Okay…. I’m a of a different stripe I guess.
You know, just about as soon as someone says, “I’m Catholic, but I can think for myself,” you usually get a pretty good idea instantly of where they stand on issues like abortion, Communion to non-Catholics, contraception, papal infallibility, women’s ordination, etc.
Why, it’s almost as if they all think together in lock-step….
“Disagreeing doesn’t make you independent, it makes you wrong.”
Well said, Jeff–in fact, this whole post had me chuckling for quite a while…
Hey, I think for myself…
And wherever I thought that I disagreed with or just didn’t understand the Church’s teaching, I prayed for wisdom and understanding, and whenever I have done that… God in His grace has given them to me.
It’s an amazing and rarely discussed fact that God created us with minds capable of reasoning AND understanding when we are in Him and ask Him to help us. Go figure, but God’s been right every time in my experience!
Your analogy is interesting and quite relevant. How much more! We do not have “a right to an opinion” – we have a DUTY to seek the TRUTH.
After all, it was the “Greatest System Designer” Who said “Not the smallest byte of the law, not the smallest bit of that byte, shall pass away…” (Cf. Mt 5:18) If the civil engineers can claim Him as “Greatest Bridge Builder” – why can’t we give Him our own title?
Moreover! (here comes the required Chesterton quote) even such a non-technical genius as Chesterton could tell when a Pope was good at computing. In GKC’s essay on the death of (St.) Pius X, he wrote: “the great and good priest now dead had all the prejudices of a peasant. He had a prejudice to the effect that the mystical word “Yes” should be distinguished from the equally unfathomable expression “No.” [GKC, ILN Aug 29, 1914 CW30:153]
(It may come as a surprise, but this is the basis of Boolean Algebra!)
Now as our good Curt Jester knows, I am anything but curt, and tend to write at length. So I will defer my additional thoughts on this matter to my own blogg. Seeing as how we are coming up on the feast of the Chair of St. Peter (Feb 22) this is a good time to explore the Papacy, and I have some very Chestertonian AND technical things I can post…
In fact, this will be Benedict’s first time celebrating this feast, so it might be a good idea to start a novena as a gift. OK – starting on Feb 14 I will say the Five Luminous Mysteries for B16’s intentions. Anyone willing to join?
It isn’t about what you think, it is all about how you feel. It is a pet peeve, when people tell me how they feel concerning an ethical issue. I ask them how they come to that conclusion, and they just get defensive because I’m attacking their feelings. This isn’t just a concern for Catholics. In general the concept of philosophy is becoming exstinct.

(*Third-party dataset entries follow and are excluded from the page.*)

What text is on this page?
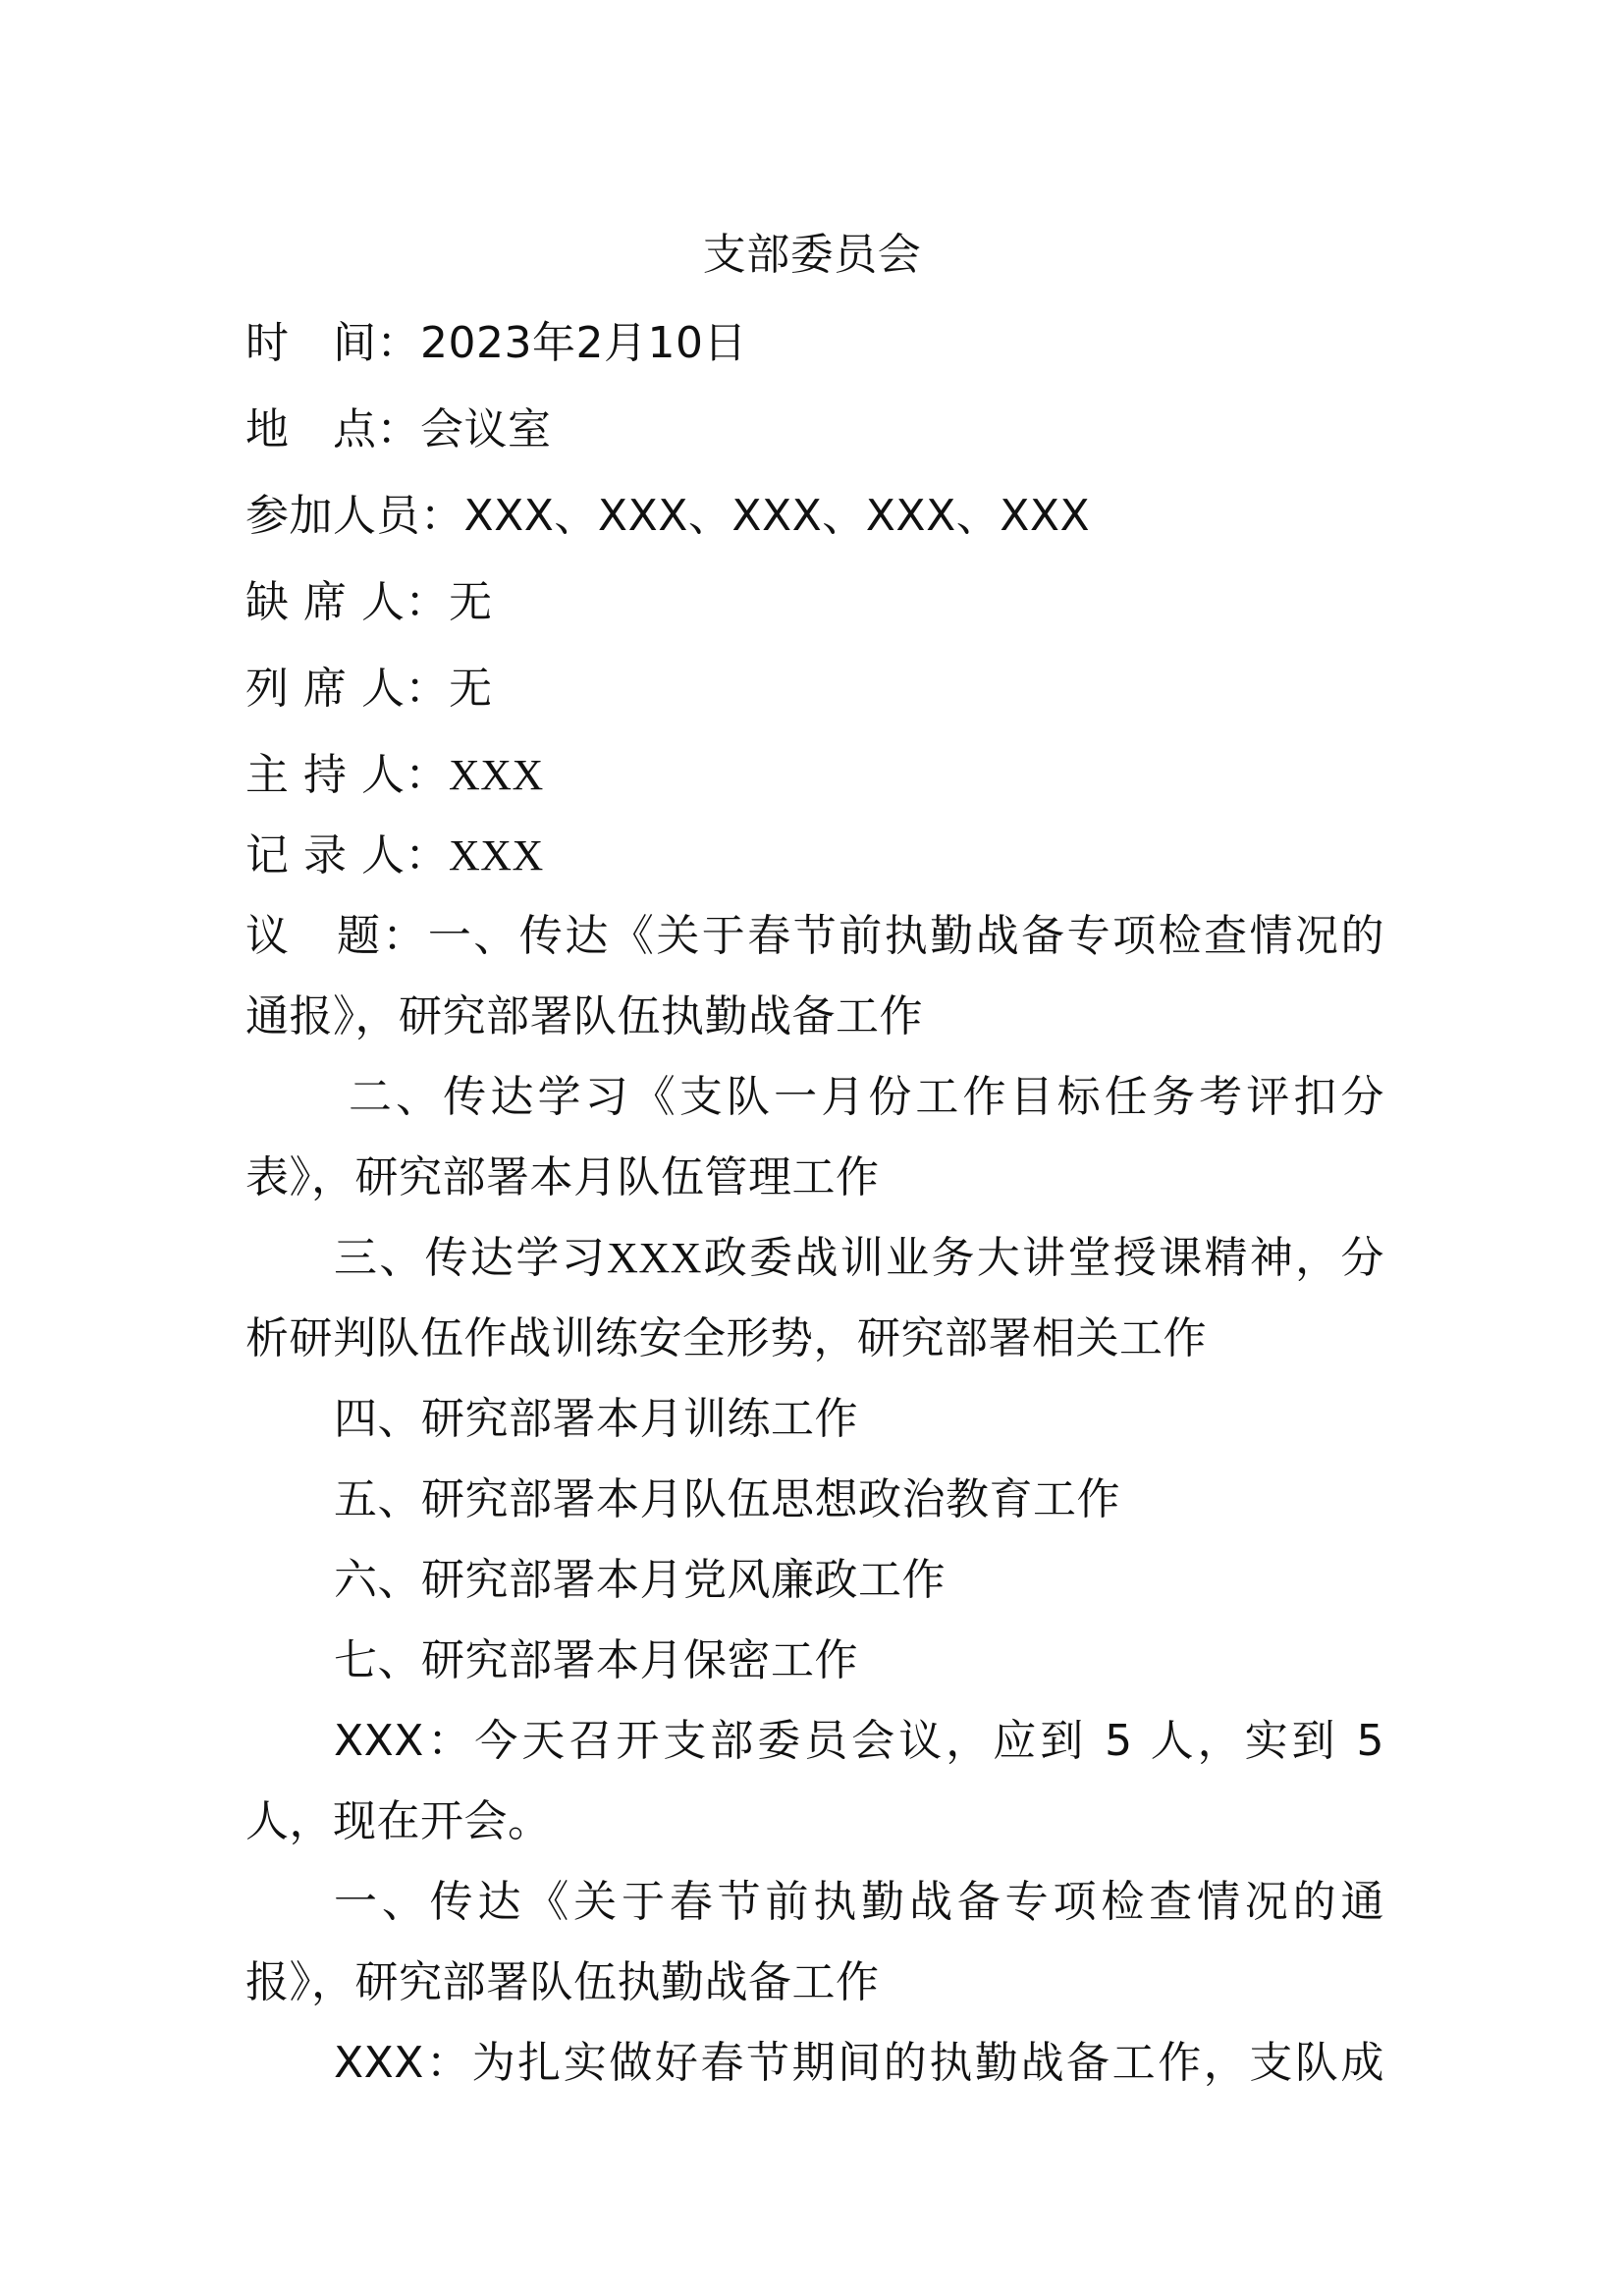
支部委员会
时　间：2023年2月10日
地　点：会议室
参加人员：XXX、XXX、XXX、XXX、XXX
缺 席 人：无
列 席 人：无
主 持 人：XXX
记 录 人：XXX
议　题：一、传达《关于春节前执勤战备专项检查情况的
通报》，研究部署队伍执勤战备工作
二、传达学习《支队一月份工作目标任务考评扣分
表》，研究部署本月队伍管理工作
三、传达学习XXX政委战训业务大讲堂授课精神，分
析研判队伍作战训练安全形势，研究部署相关工作
四、研究部署本月训练工作
五、研究部署本月队伍思想政治教育工作
六、研究部署本月党风廉政工作
七、研究部署本月保密工作
XXX：今天召开支部委员会议，应到 5 人，实到 5
人，现在开会。
一、传达《关于春节前执勤战备专项检查情况的通
报》，研究部署队伍执勤战备工作
XXX：为扎实做好春节期间的执勤战备工作，支队成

I remember a philosophy professor at a public university complaining about students not wanting to find the truth, but only wanted to defend “their reality” and she had to keep correcting students that their is only ONE reality. We might have different perceptions, bias, and preferential values we apply in reality, but we don’t live in individual universes where we ignore the laws of nature.
I’m Catholic, and I can think for myself, that’s why I accept all that the Church teaches.
Hey, I thought about it and it all made sense so I decided to stick with the Church instead of going down the road to a denomination that taught different stuff or allowed people to do whatever they want.